In general, the choice is yours. Moreover, with the advent of composite, they appeared in different sizes - high and narrow, low and wide.

Reducer

Why do you need a reducer on a gas cylinder? It performs several functions at once:


So the reducer on the gas cylinder helps to increase safety and stabilize the operation of the stove. Without him better stove do not connect. In this case, the more you open the tap on the stove, the more powerful the gas flow will come out. In addition to being uneconomical, it can create a situation where the balloon starts to jump. In general, it is better not to operate without a gearbox.

Please note that reducers are used for metal and composite cylinders different type. Therefore, when buying, specify the type of cylinder and its volume. And most importantly, to work with a liquefied gas cylinder, you need a propane reducer.

Beware of Chinese made gearboxes….

If we talk about manufacturers, it is better to take Russian or European products. Chinese are better avoided. Even those that have passed certification are made of very thin metal and quickly fail (begin to poison). In addition, many do not withstand the size of the fittings. When connected, this becomes a problem, since the hose is not put on tightly, you have to somehow seal the connection.

Hose for gas stove

You can buy it in Gorgaz stores or in hardware stores / markets. But be sure to specify that you need it to connect the gas stove. It is correctly called "gas hose-sleeve". The inner diameter must be 16 mm, the outer diameter depends on the type of hose, there must be an inscription on the surface ( yellow) that the hose is gas.

There are such gas hoses:


To connect the cylinder to the gas stove, you need a hose about a meter long - in order to fulfill the condition about the distance between the cylinder and the stove of 0.5 meters and leave a margin for freedom of movement.

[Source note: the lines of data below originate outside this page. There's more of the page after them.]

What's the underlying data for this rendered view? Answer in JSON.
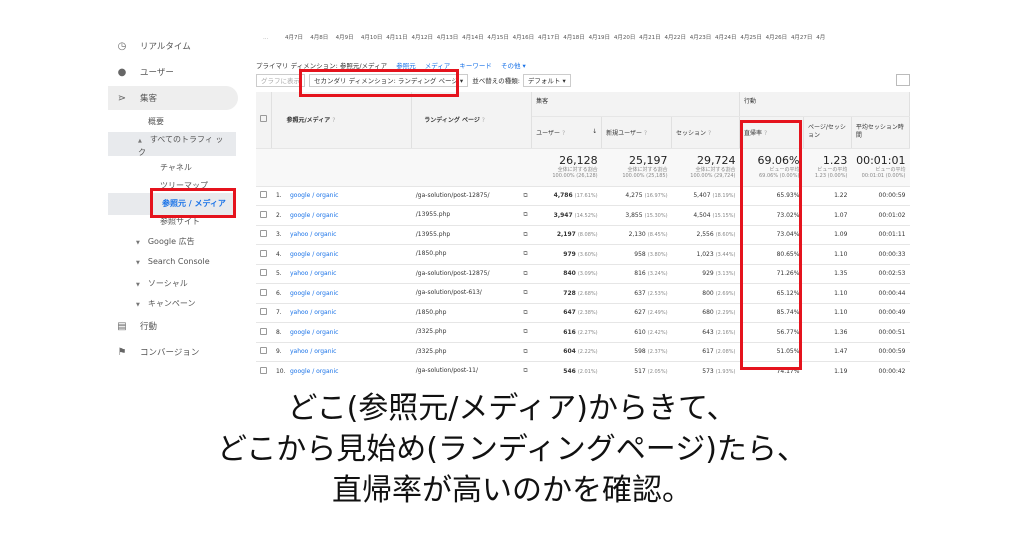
{
  "sidebar": {
    "items": [
      {
        "icon": "clock-icon",
        "label": "リアルタイム"
      },
      {
        "icon": "person-icon",
        "label": "ユーザー"
      },
      {
        "icon": "acquisition-icon",
        "label": "集客"
      },
      {
        "label": "概要"
      },
      {
        "label": "すべてのトラフィ ック"
      },
      {
        "label": "チャネル"
      },
      {
        "label": "ツリーマップ"
      },
      {
        "label": "参照元 / メディア"
      },
      {
        "label": "参照サイト"
      },
      {
        "label": "Google 広告"
      },
      {
        "label": "Search Console"
      },
      {
        "label": "ソーシャル"
      },
      {
        "label": "キャンペーン"
      },
      {
        "icon": "behavior-icon",
        "label": "行動"
      },
      {
        "icon": "flag-icon",
        "label": "コンバージョン"
      }
    ]
  },
  "dates": [
    "4月7日",
    "4月8日",
    "4月9日",
    "4月10日",
    "4月11日",
    "4月12日",
    "4月13日",
    "4月14日",
    "4月15日",
    "4月16日",
    "4月17日",
    "4月18日",
    "4月19日",
    "4月20日",
    "4月21日",
    "4月22日",
    "4月23日",
    "4月24日",
    "4月25日",
    "4月26日",
    "4月27日",
    "4月"
  ],
  "dates_lead": "...",
  "dimbar": {
    "primary": "プライマリ ディメンション: 参照元/メディア",
    "links": [
      "参照元",
      "メディア",
      "キーワード",
      "その他 ▾"
    ]
  },
  "ctrlbar": {
    "graph": "グラフに表示",
    "secondary": "セカンダリ ディメンション: ランディング ページ ▾",
    "sort_label": "並べ替えの種類:",
    "sort_value": "デフォルト ▾"
  },
  "table": {
    "group_acq": "集客",
    "group_beh": "行動",
    "col_source": "参照元/メディア",
    "col_landing": "ランディング ページ",
    "col_users": "ユーザー",
    "col_new": "新規ユーザー",
    "col_sessions": "セッション",
    "col_bounce": "直帰率",
    "col_pps": "ページ/セッション",
    "col_dur": "平均セッション時間",
    "totals": {
      "users": "26,128",
      "users_sub": "全体に対する割合",
      "users_sub2": "100.00% (26,128)",
      "new": "25,197",
      "new_sub": "全体に対する割合",
      "new_sub2": "100.00% (25,185)",
      "sessions": "29,724",
      "sessions_sub": "全体に対する割合",
      "sessions_sub2": "100.00% (29,724)",
      "bounce": "69.06%",
      "bounce_sub": "ビューの平均",
      "bounce_sub2": "69.06% (0.00%)",
      "pps": "1.23",
      "pps_sub": "ビューの平均",
      "pps_sub2": "1.23 (0.00%)",
      "dur": "00:01:01",
      "dur_sub": "ビューの平均",
      "dur_sub2": "00:01:01 (0.00%)"
    },
    "rows": [
      {
        "n": "1.",
        "src": "google / organic",
        "lp": "/ga-solution/post-12875/",
        "users": "4,786",
        "up": "(17.61%)",
        "new": "4,275",
        "np": "(16.97%)",
        "ses": "5,407",
        "sp": "(18.19%)",
        "bounce": "65.93%",
        "pps": "1.22",
        "dur": "00:00:59"
      },
      {
        "n": "2.",
        "src": "google / organic",
        "lp": "/13955.php",
        "users": "3,947",
        "up": "(14.52%)",
        "new": "3,855",
        "np": "(15.30%)",
        "ses": "4,504",
        "sp": "(15.15%)",
        "bounce": "73.02%",
        "pps": "1.07",
        "dur": "00:01:02"
      },
      {
        "n": "3.",
        "src": "yahoo / organic",
        "lp": "/13955.php",
        "users": "2,197",
        "up": "(8.08%)",
        "new": "2,130",
        "np": "(8.45%)",
        "ses": "2,556",
        "sp": "(8.60%)",
        "bounce": "73.04%",
        "pps": "1.09",
        "dur": "00:01:11"
      },
      {
        "n": "4.",
        "src": "google / organic",
        "lp": "/1850.php",
        "users": "979",
        "up": "(3.60%)",
        "new": "958",
        "np": "(3.80%)",
        "ses": "1,023",
        "sp": "(3.44%)",
        "bounce": "80.65%",
        "pps": "1.10",
        "dur": "00:00:33"
      },
      {
        "n": "5.",
        "src": "yahoo / organic",
        "lp": "/ga-solution/post-12875/",
        "users": "840",
        "up": "(3.09%)",
        "new": "816",
        "np": "(3.24%)",
        "ses": "929",
        "sp": "(3.13%)",
        "bounce": "71.26%",
        "pps": "1.35",
        "dur": "00:02:53"
      },
      {
        "n": "6.",
        "src": "google / organic",
        "lp": "/ga-solution/post-613/",
        "users": "728",
        "up": "(2.68%)",
        "new": "637",
        "np": "(2.53%)",
        "ses": "800",
        "sp": "(2.69%)",
        "bounce": "65.12%",
        "pps": "1.10",
        "dur": "00:00:44"
      },
      {
        "n": "7.",
        "src": "yahoo / organic",
        "lp": "/1850.php",
        "users": "647",
        "up": "(2.38%)",
        "new": "627",
        "np": "(2.49%)",
        "ses": "680",
        "sp": "(2.29%)",
        "bounce": "85.74%",
        "pps": "1.10",
        "dur": "00:00:49"
      },
      {
        "n": "8.",
        "src": "google / organic",
        "lp": "/3325.php",
        "users": "616",
        "up": "(2.27%)",
        "new": "610",
        "np": "(2.42%)",
        "ses": "643",
        "sp": "(2.16%)",
        "bounce": "56.77%",
        "pps": "1.36",
        "dur": "00:00:51"
      },
      {
        "n": "9.",
        "src": "yahoo / organic",
        "lp": "/3325.php",
        "users": "604",
        "up": "(2.22%)",
        "new": "598",
        "np": "(2.37%)",
        "ses": "617",
        "sp": "(2.08%)",
        "bounce": "51.05%",
        "pps": "1.47",
        "dur": "00:00:59"
      },
      {
        "n": "10.",
        "src": "google / organic",
        "lp": "/ga-solution/post-11/",
        "users": "546",
        "up": "(2.01%)",
        "new": "517",
        "np": "(2.05%)",
        "ses": "573",
        "sp": "(1.93%)",
        "bounce": "74.17%",
        "pps": "1.19",
        "dur": "00:00:42"
      }
    ]
  },
  "caption": {
    "line1": "どこ(参照元/メディア)からきて、",
    "line2": "どこから見始め(ランディングページ)たら、",
    "line3": "直帰率が高いのかを確認。"
  },
  "colors": {
    "highlight": "#e5131d",
    "link": "#1a73e8"
  }
}
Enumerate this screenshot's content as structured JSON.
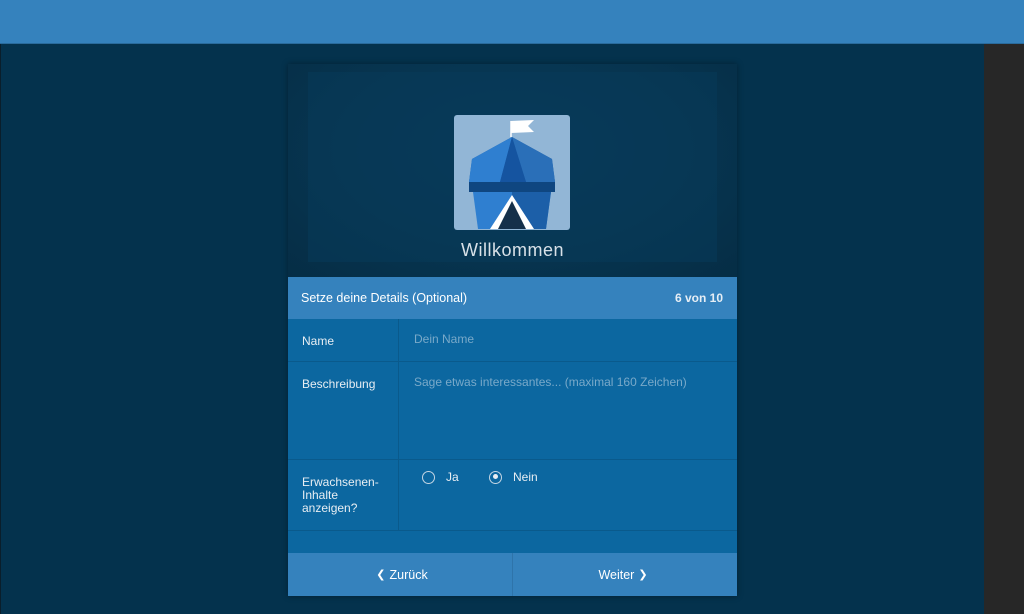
{
  "dialog": {
    "welcome": "Willkommen",
    "header_title": "Setze deine Details (Optional)",
    "step": "6 von 10"
  },
  "form": {
    "name_label": "Name",
    "name_placeholder": "Dein Name",
    "desc_label": "Beschreibung",
    "desc_placeholder": "Sage etwas interessantes... (maximal 160 Zeichen)",
    "adult_label": "Erwachsenen-Inhalte anzeigen?",
    "option_yes": "Ja",
    "option_no": "Nein",
    "selected": "Nein"
  },
  "footer": {
    "back_label": "Zurück",
    "next_label": "Weiter"
  },
  "icons": {
    "logo": "openbazaar-tent-logo",
    "back": "chevron-left-icon",
    "next": "chevron-right-icon"
  },
  "colors": {
    "topbar": "#3582bd",
    "background": "#04324d",
    "form": "#0c67a0",
    "accent": "#3582bd"
  }
}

On one side, a union nut with a gasket must be installed on the hose. This end is connected to the outlet from the gas stove. If you buy just a piece of hose, you can supply the appropriate gas adapter independently, tightening the mount with a metal clamp (do not forget about the silicone thick gasket for sealing). On the other hand, the hose is connected to the reducer - it is pulled onto the fitting, then tightened with a clamp (do not forget to put the clamp on the hose, and then connect it to the fitting).

The process of connecting a gas stove to a cylinder

Connecting a gas stove for giving under a cylinder is simple. Just remember that propane, when mixed with air, becomes extremely explosive. Therefore, it is necessary to work in a well-ventilated area and very carefully. When working, it is better to use cotton gloves. Another limitation is that when working indoors, you cannot use / turn on power tools. None. Until you make sure there are no leaks.

When connecting a gas stove in the country to a cylinder, it is best to provide a stopcock in the route. It is needed to increase the level of security. It will be required when replacing cylinders, in the presence of leaks. You can put it at the exit of the stove, but then the stove will have to be moved away from the wall at a decent distance. Therefore, most often, a gas pipe is cut, a tap is placed in the middle.

The work is carried out in the following order:


If all is well, the gas stove for giving under the cylinder is connected, you can operate it.